Quello che pesa di più sono i disagi provocati dall’alto numero di obiettori di coscienza. Oltre al dato insostenibile si aggiunga il boicottaggio delle giunte regionali di destra: “Prima furono le «mozioni per la vita», quelle che sancivano i comuni che le sottoscrivevano, città in prima linea per «la prevenzione dell’aborto e il sostegno della maternità»; poi gli scandali legati ai cimiteri dei feti, con i nomi delle donne che avevano abortito esposti sulle lapidi dei feti, com’è successo a Roma” (anche senza il consenso della donna – come nel caso ipotizzato dall’Abruzzo – con il tentativo di introdurre l’obbligo di sepoltura dei feti)

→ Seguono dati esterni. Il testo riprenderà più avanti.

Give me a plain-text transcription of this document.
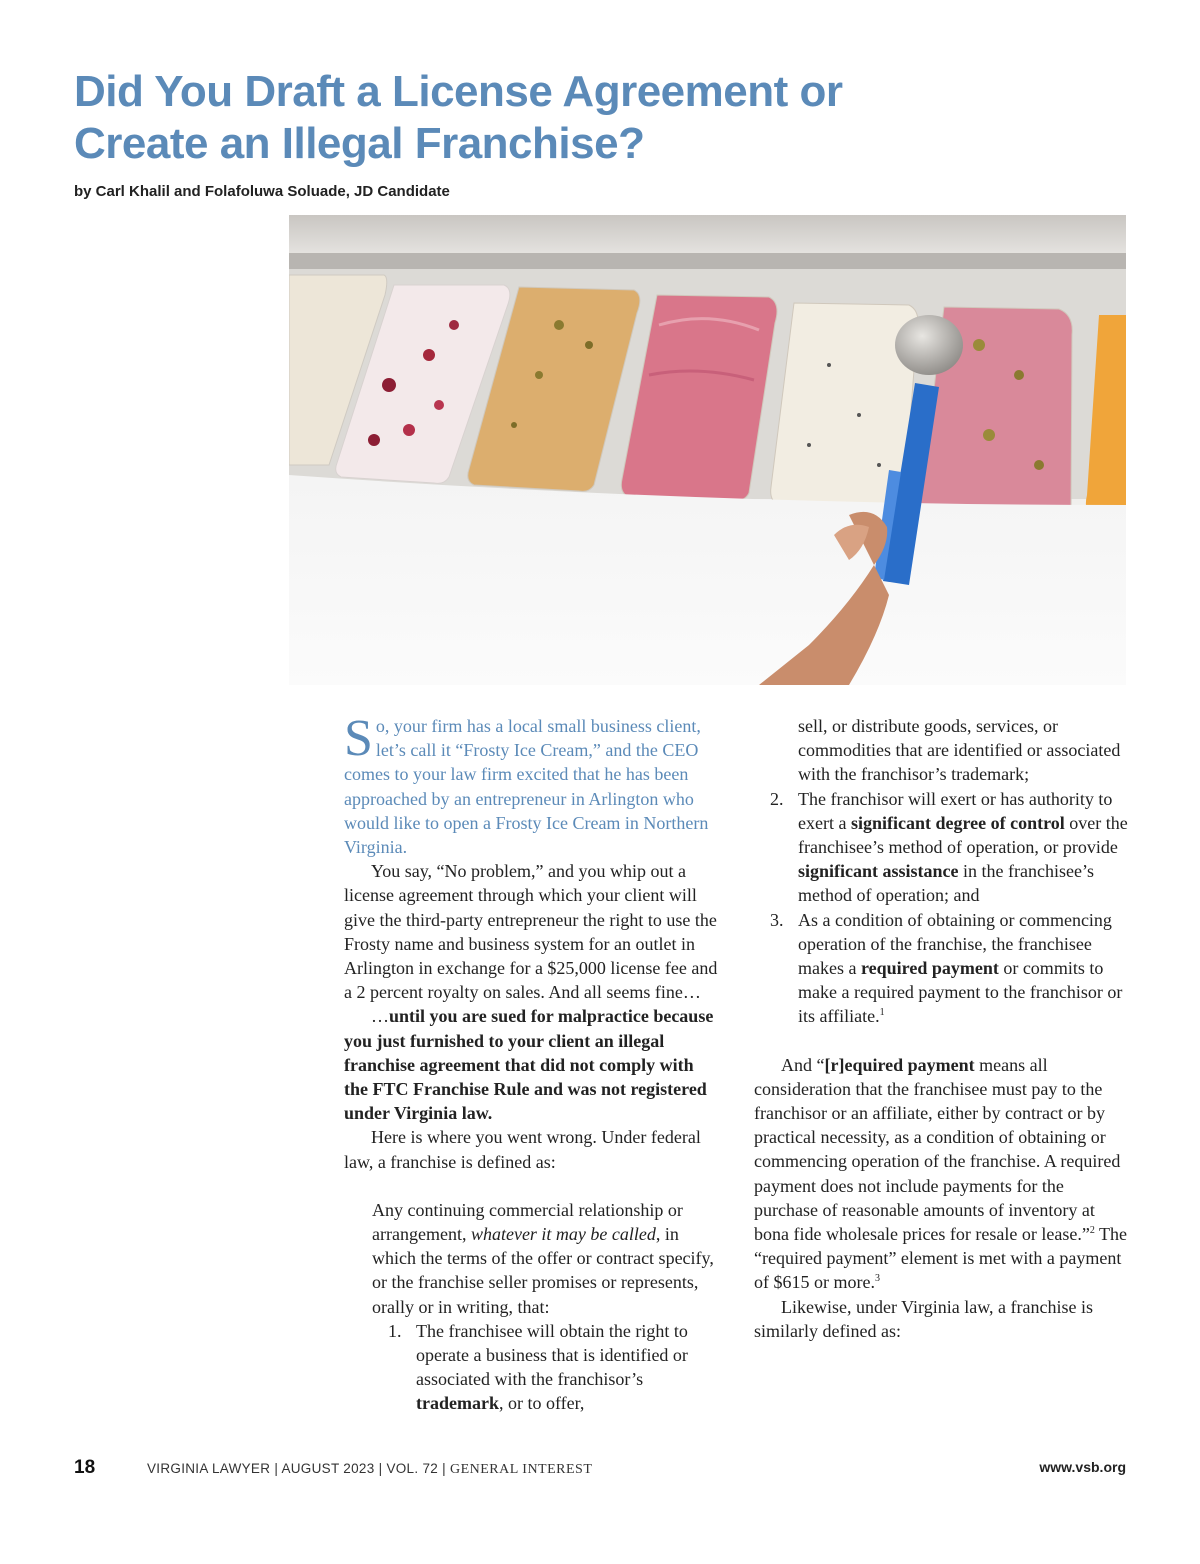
Did You Draft a License Agreement or
Create an Illegal Franchise?

by Carl Khalil and Folafoluwa Soluade, JD Candidate

So, your firm has a local small business client, let’s call it “Frosty Ice Cream,” and the CEO comes to your law firm excited that he has been approached by an entrepreneur in Arlington who would like to open a Frosty Ice Cream in Northern Virginia.

You say, “No problem,” and you whip out a license agreement through which your client will give the third-party entrepreneur the right to use the Frosty name and business system for an outlet in Arlington in exchange for a $25,000 license fee and a 2 percent royalty on sales. And all seems fine…

…until you are sued for malpractice because you just furnished to your client an illegal franchise agreement that did not comply with the FTC Franchise Rule and was not registered under Virginia law.

Here is where you went wrong. Under federal law, a franchise is defined as:

Any continuing commercial relationship or arrangement, whatever it may be called, in which the terms of the offer or contract specify, or the franchise seller promises or represents, orally or in writing, that:

1. The franchisee will obtain the right to operate a business that is identified or associated with the franchisor’s trademark, or to offer,
sell, or distribute goods, services, or commodities that are identified or associated with the franchisor’s trademark;
2. The franchisor will exert or has authority to exert a significant degree of control over the franchisee’s method of operation, or provide significant assistance in the franchisee’s method of operation; and
3. As a condition of obtaining or commencing operation of the franchise, the franchisee makes a required payment or commits to make a required payment to the franchisor or its affiliate.$^1$

And “[r]equired payment means all consideration that the franchisee must pay to the franchisor or an affiliate, either by contract or by practical necessity, as a condition of obtaining or commencing operation of the franchise. A required payment does not include payments for the purchase of reasonable amounts of inventory at bona fide wholesale prices for resale or lease.”$^2$ The “required payment” element is met with a payment of $615 or more.$^3$

Likewise, under Virginia law, a franchise is similarly defined as:

18	VIRGINIA LAWYER | AUGUST 2023 | VOL. 72 | GENERAL INTEREST	www.vsb.org
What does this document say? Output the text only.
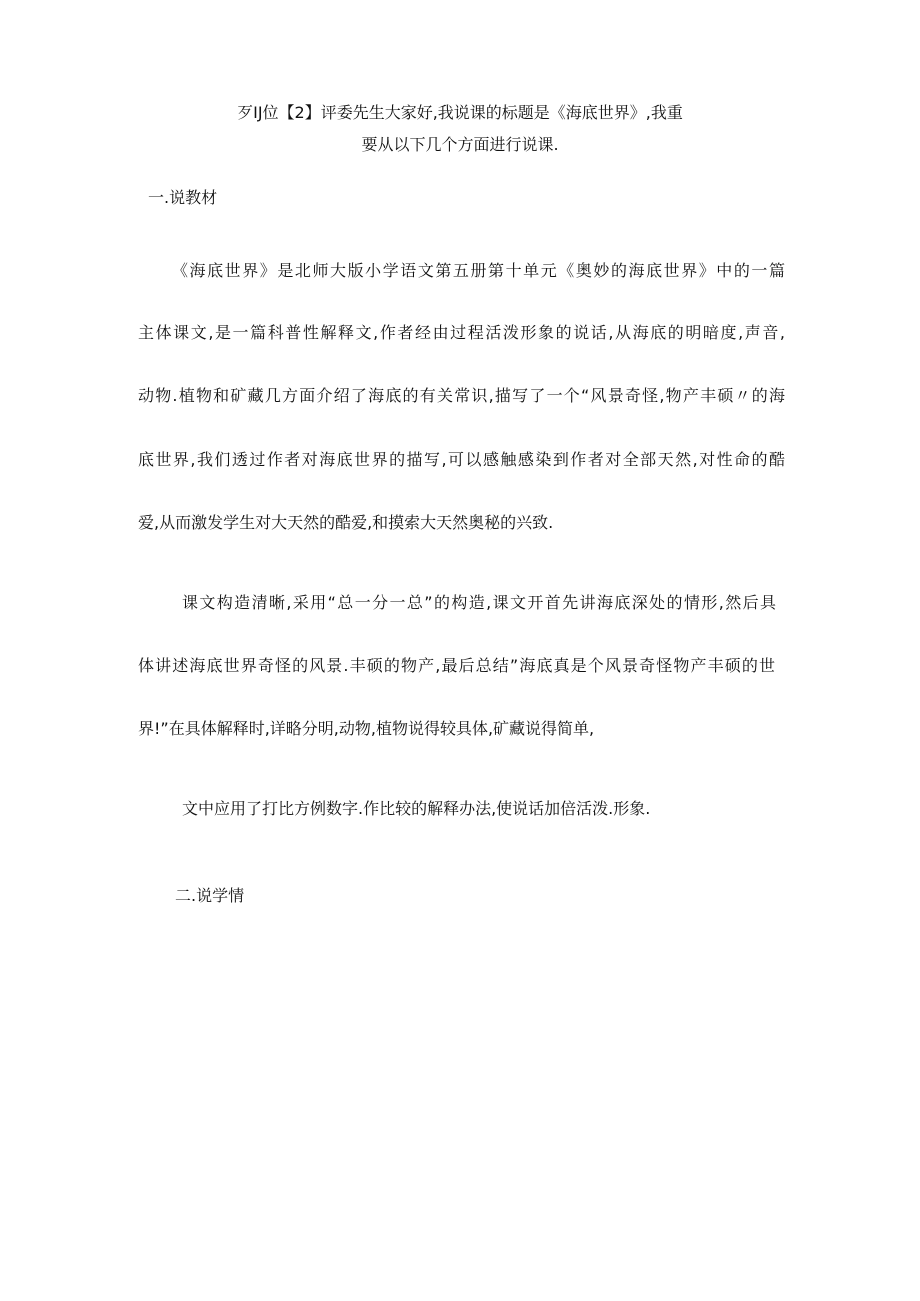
歹IJ位【2】评委先生大家好,我说课的标题是《海底世界》,我重
要从以下几个方面进行说课.
一.说教材
《海底世界》是北师大版小学语文第五册第十单元《奥妙的海底世界》中的一篇
主体课文,是一篇科普性解释文,作者经由过程活泼形象的说话,从海底的明暗度,声音,
动物.植物和矿藏几方面介绍了海底的有关常识,描写了一个“风景奇怪,物产丰硕〃的海
底世界,我们透过作者对海底世界的描写,可以感触感染到作者对全部天然,对性命的酷
爱,从而激发学生对大天然的酷爱,和摸索大天然奥秘的兴致.
课文构造清晰,采用“总一分一总”的构造,课文开首先讲海底深处的情形,然后具
体讲述海底世界奇怪的风景.丰硕的物产,最后总结”海底真是个风景奇怪物产丰硕的世
界!”在具体解释时,详略分明,动物,植物说得较具体,矿藏说得简单,
文中应用了打比方例数字.作比较的解释办法,使说话加倍活泼.形象.
二.说学情
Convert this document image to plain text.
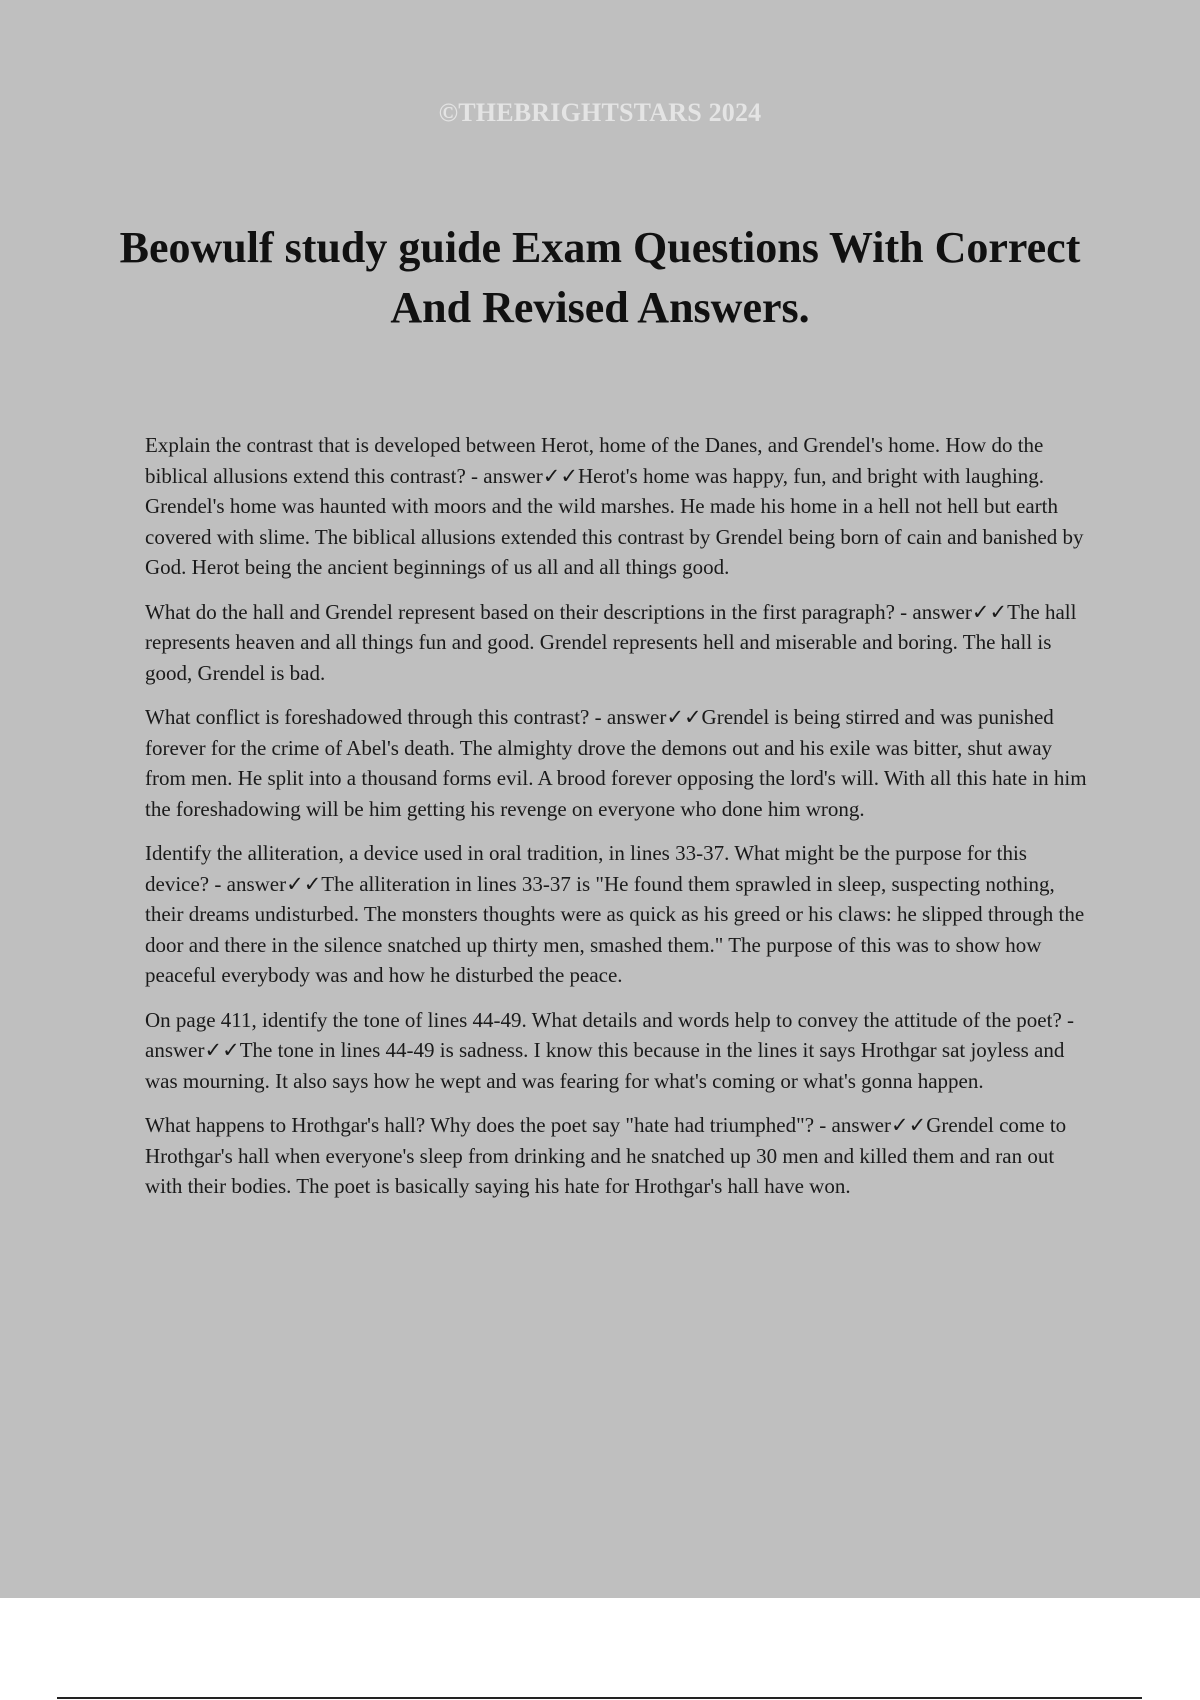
©THEBRIGHTSTARS 2024
Beowulf study guide Exam Questions With Correct And Revised Answers.

Explain the contrast that is developed between Herot, home of the Danes, and Grendel's home. How do the biblical allusions extend this contrast? - answer✓✓Herot's home was happy, fun, and bright with laughing. Grendel's home was haunted with moors and the wild marshes. He made his home in a hell not hell but earth covered with slime. The biblical allusions extended this contrast by Grendel being born of cain and banished by God. Herot being the ancient beginnings of us all and all things good.

What do the hall and Grendel represent based on their descriptions in the first paragraph? - answer✓✓The hall represents heaven and all things fun and good. Grendel represents hell and miserable and boring. The hall is good, Grendel is bad.

What conflict is foreshadowed through this contrast? - answer✓✓Grendel is being stirred and was punished forever for the crime of Abel's death. The almighty drove the demons out and his exile was bitter, shut away from men. He split into a thousand forms evil. A brood forever opposing the lord's will. With all this hate in him the foreshadowing will be him getting his revenge on everyone who done him wrong.

Identify the alliteration, a device used in oral tradition, in lines 33-37. What might be the purpose for this device? - answer✓✓The alliteration in lines 33-37 is "He found them sprawled in sleep, suspecting nothing, their dreams undisturbed. The monsters thoughts were as quick as his greed or his claws: he slipped through the door and there in the silence snatched up thirty men, smashed them." The purpose of this was to show how peaceful everybody was and how he disturbed the peace.

On page 411, identify the tone of lines 44-49. What details and words help to convey the attitude of the poet? - answer✓✓The tone in lines 44-49 is sadness. I know this because in the lines it says Hrothgar sat joyless and was mourning. It also says how he wept and was fearing for what's coming or what's gonna happen.

What happens to Hrothgar's hall? Why does the poet say "hate had triumphed"? - answer✓✓Grendel come to Hrothgar's hall when everyone's sleep from drinking and he snatched up 30 men and killed them and ran out with their bodies. The poet is basically saying his hate for Hrothgar's hall have won.
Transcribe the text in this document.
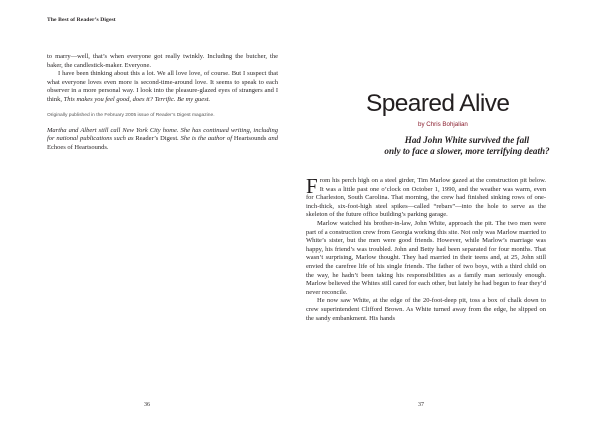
The Best of Reader’s Digest

to marry—well, that’s when everyone got really twinkly. Including the butcher, the baker, the candlestick-maker. Everyone.

I have been thinking about this a lot. We all love love, of course. But I suspect that what everyone loves even more is second-time-around love. It seems to speak to each observer in a more personal way. I look into the pleasure-glazed eyes of strangers and I think, This makes you feel good, does it? Terrific. Be my guest.

Originally published in the February 2005 issue of Reader’s Digest magazine.

Martha and Albert still call New York City home. She has continued writing, including for national publications such as Reader’s Digest. She is the author of Heartsounds and Echoes of Heartsounds.

36
Speared Alive
by Chris Bohjalian
Had John White survived the fall
only to face a slower, more terrifying death?

From his perch high on a steel girder, Tim Marlow gazed at the construction pit below. It was a little past one o’clock on October 1, 1990, and the weather was warm, even for Charleston, South Carolina. That morning, the crew had finished sinking rows of one-inch-thick, six-foot-high steel spikes—called “rebars”—into the hole to serve as the skeleton of the future office building’s parking garage.

Marlow watched his brother-in-law, John White, approach the pit. The two men were part of a construction crew from Georgia working this site. Not only was Marlow married to White’s sister, but the men were good friends. However, while Marlow’s marriage was happy, his friend’s was troubled. John and Betty had been separated for four months. That wasn’t surprising, Marlow thought. They had married in their teens and, at 25, John still envied the carefree life of his single friends. The father of two boys, with a third child on the way, he hadn’t been taking his responsibilities as a family man seriously enough. Marlow believed the Whites still cared for each other, but lately he had begun to fear they’d never reconcile.

He now saw White, at the edge of the 20-foot-deep pit, toss a box of chalk down to crew superintendent Clifford Brown. As White turned away from the edge, he slipped on the sandy embankment. His hands

37
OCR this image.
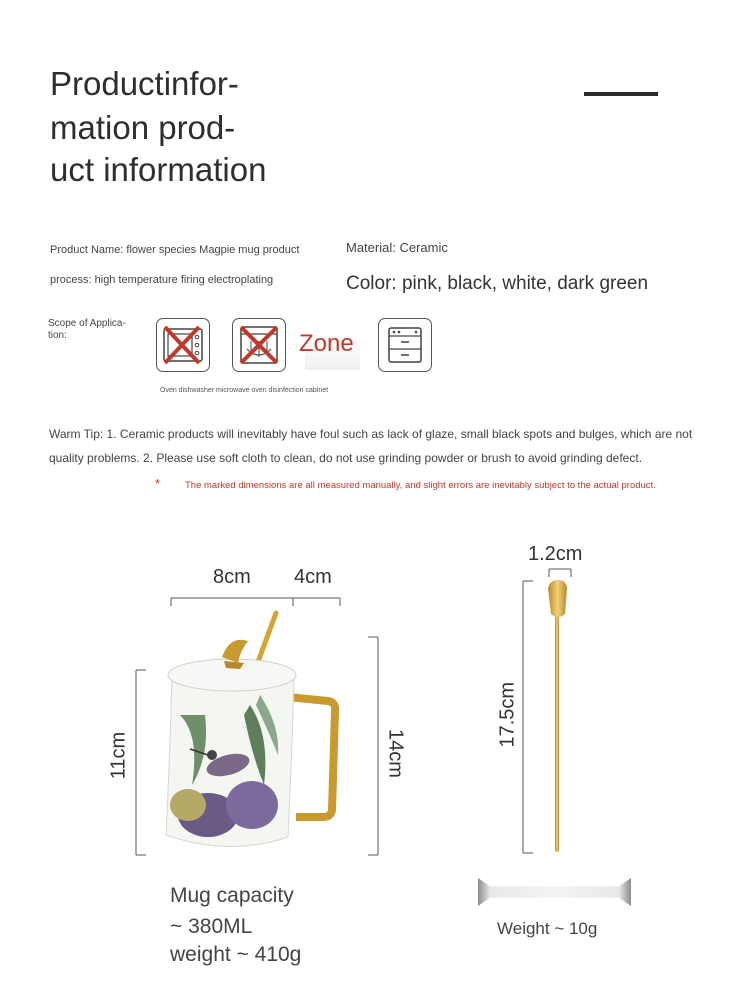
Productinfor-
mation prod-
uct information
Product Name: flower species Magpie mug product
process: high temperature firing electroplating
Material: Ceramic
Color: pink, black, white, dark green
Scope of Applica-tion:	Zone
Oven dishwasher microwave oven disinfection cabinet
Warm Tip: 1. Ceramic products will inevitably have foul such as lack of glaze, small black spots and bulges, which are not quality problems. 2. Please use soft cloth to clean, do not use grinding powder or brush to avoid grinding defect.
*	The marked dimensions are all measured manually, and slight errors are inevitably subject to the actual product.
8cm 4cm
11cm	14cm
Mug capacity
~ 380ML
weight ~ 410g
1.2cm
17.5cm
Weight ~ 10g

Secondo i dati del ministero della Salute relativi al 2021 il 63,4% dei ginecologi, il 40,5% degli anestesisti e il 32,8% del personale non medico è obiettore. Grazie a una indagine condotta da Chiara Lalli e Sonia Montegiove dal titolo «Mai dati» sappiamo che esistono 31 strutture in cui l’obiezione è totale, in contraddizione con la legge 194. A queste se ne aggiungono 50 in cui l’obiezione supera il 90% e 80 con un tasso superiore all’80%. Ci sono poi le donne che migrano in altre regioni, soprattutto al sud, e tante abortiscono clandestinamente, soprattutto le straniere (sono ancora 15mila gli aborti clandestini ogni anno). Tutto questo è possibile anche grazie alla 194, una legge rivoluzionaria per l’epoca, ma anche un compromesso politico al ribasso, per questo c’è chi pensa di riformarla. Una proposta di legge dei Radicali vuole togliere l’obiezione di coscienza e la cosiddetta «settimana del ripensamento», applicata solo in caso di aborto, che infantilizza le donne che vogliono scegliere sul proprio corpo.